Het is niet de eerste keer dat je Belgen regisseert. Heb je een zwak voor onze acteurs?
«Ik heb inderdaad ook al onder meer Virginie Efira en Bouli Lanners gecast, dat klopt. Maar eerlijk gezegd speelde hun nationaliteit geen rol. België kan me op zich weinig schelen. Maar de Belgische manier van denken wel. Dat is iets anders. De Franstalige kant van jullie land maakt met veel plezier deel uit van de Franse cultuur, maar dan zonder arrogantie.
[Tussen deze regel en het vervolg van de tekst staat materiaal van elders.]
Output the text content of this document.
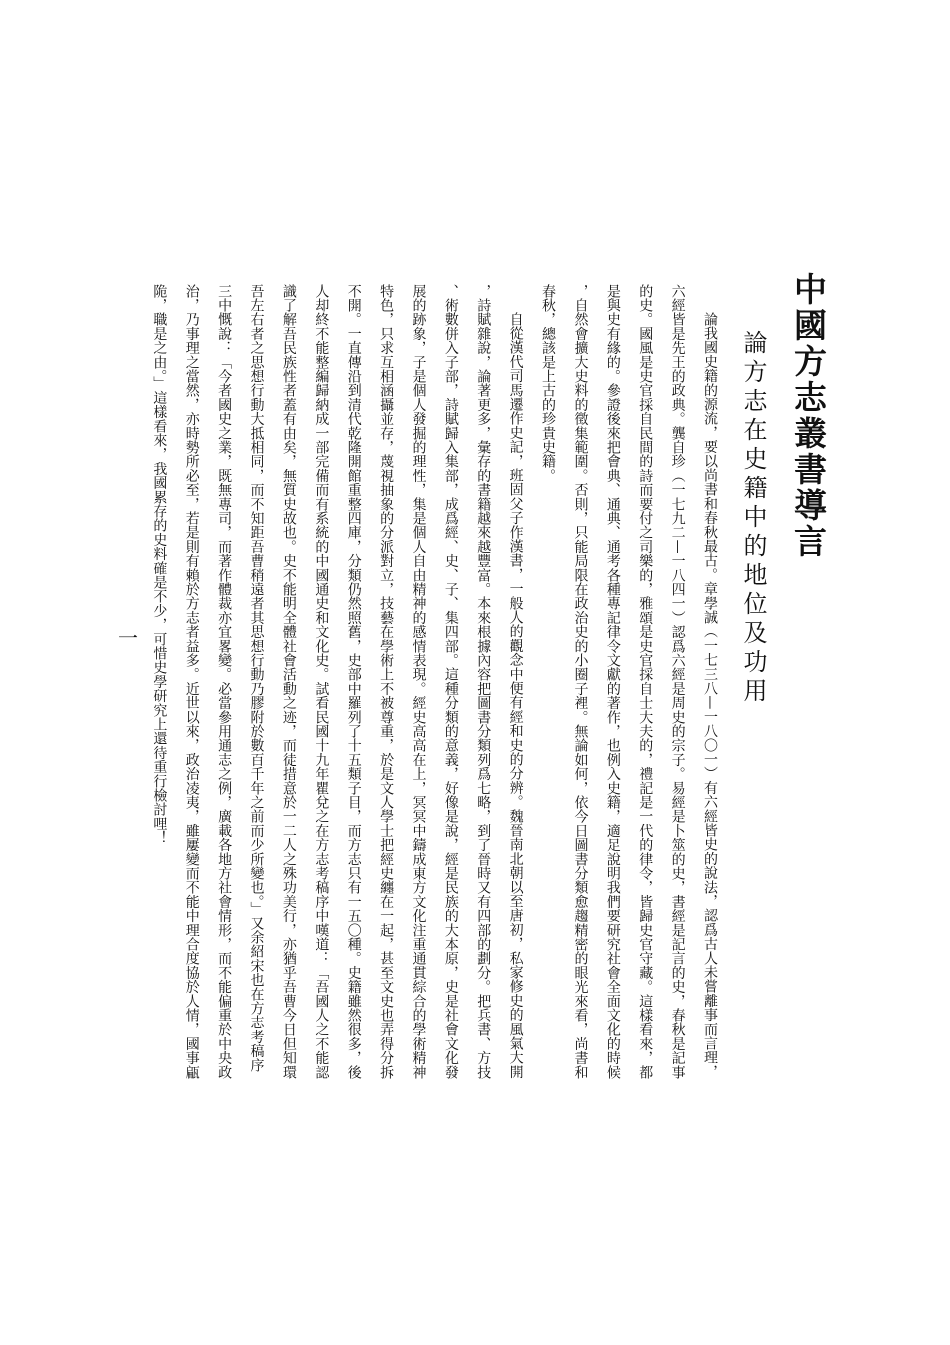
中國方志叢書導言
論方志在史籍中的地位及功用
論我國史籍的源流，要以尚書和春秋最古。章學誠（一七三八—一八〇一）有六經皆史的說法，認爲古人未嘗離事而言理，
六經皆是先王的政典。龔自珍（一七九二—一八四一）認爲六經是周史的宗子。易經是卜筮的史，書經是記言的史，春秋是記事
的史。國風是史官採自民間的詩而要付之司樂的，雅頌是史官採自士大夫的，禮記是一代的律令，皆歸史官守藏。這樣看來，都
是與史有緣的。參證後來把會典、通典、通考各種專記律令文獻的著作，也例入史籍，適足說明我們要研究社會全面文化的時候
，自然會擴大史料的徵集範圍。否則，只能局限在政治史的小圈子裡。無論如何，依今日圖書分類愈趨精密的眼光來看，尚書和
春秋，總該是上古的珍貴史籍。
自從漢代司馬遷作史記，班固父子作漢書，一般人的觀念中便有經和史的分辨。魏晉南北朝以至唐初，私家修史的風氣大開
，詩賦雜說，論著更多，彙存的書籍越來越豐富。本來根據內容把圖書分類列爲七略，到了晉時又有四部的劃分。把兵書、方技
、術數併入子部，詩賦歸入集部，成爲經、史、子、集四部。這種分類的意義，好像是說，經是民族的大本原，史是社會文化發
展的跡象，子是個人發掘的理性，集是個人自由精神的感情表現。經史高高在上，冥冥中鑄成東方文化注重通貫綜合的學術精神
特色，只求互相涵攝並存，蔑視抽象的分派對立，技藝在學術上不被尊重，於是文人學士把經史纏在一起，甚至文史也弄得分拆
不開。一直傳沿到清代乾隆開館重整四庫，分類仍然照舊，史部中羅列了十五類子目，而方志只有一五〇種。史籍雖然很多，後
人却終不能整編歸納成一部完備而有系統的中國通史和文化史。試看民國十九年瞿兌之在方志考稿序中嘆道：「吾國人之不能認
識了解吾民族性者蓋有由矣，無質史故也。史不能明全體社會活動之迹，而徒措意於一二人之殊功美行，亦猶乎吾曹今日但知環
吾左右者之思想行動大抵相同，而不知距吾曹稍遠者其思想行動乃膠附於數百千年之前而少所變也。」又余紹宋也在方志考稿序
三中慨說：「今者國史之業，既無專司，而著作體裁亦宜畧變。必當參用通志之例，廣載各地方社會情形，而不能偏重於中央政
治，乃事理之當然，亦時勢所必至，若是則有賴於方志者益多。近世以來，政治凌夷，雖屢變而不能中理合度協於人情，國事甂
陒，職是之由。」這樣看來，我國累存的史料確是不少，可惜史學研究上還待重行檢討哩！
一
Dat voel ik bij Belgische acteurs. Je merkt dat ze op de set arriveren met een goed humeur, jovialiteit en eenvoud. Je hebt ook stalen zenuwen nodig om hier te wonen. Met die grauwe hemel toch de moed erin houden, je moet het maar doen.»
‘Second tour’ kan prat gaan op frisse en geestige dialogen. Waar vind je daarvoor de inspiratie?
«In elk geval niet bij andere films. Vooral het gewone leven doet me lachen. De interpretatie die gewone mensen geven aan het leven is per definitie lachwekkend, want ‘normaal’ is op zich een absurd concept. Dat bestaat niet! Ik gebruik de dialogen ook om wat afstand te nemen en dat idee van normaliteit te kakken te zetten.»
De film steekt op een speelse manier de draak met de voetbalwereld. Je voelt dat je wel van sport houdt maar niet je ogen sluit voor de uitwassen die er aantreft.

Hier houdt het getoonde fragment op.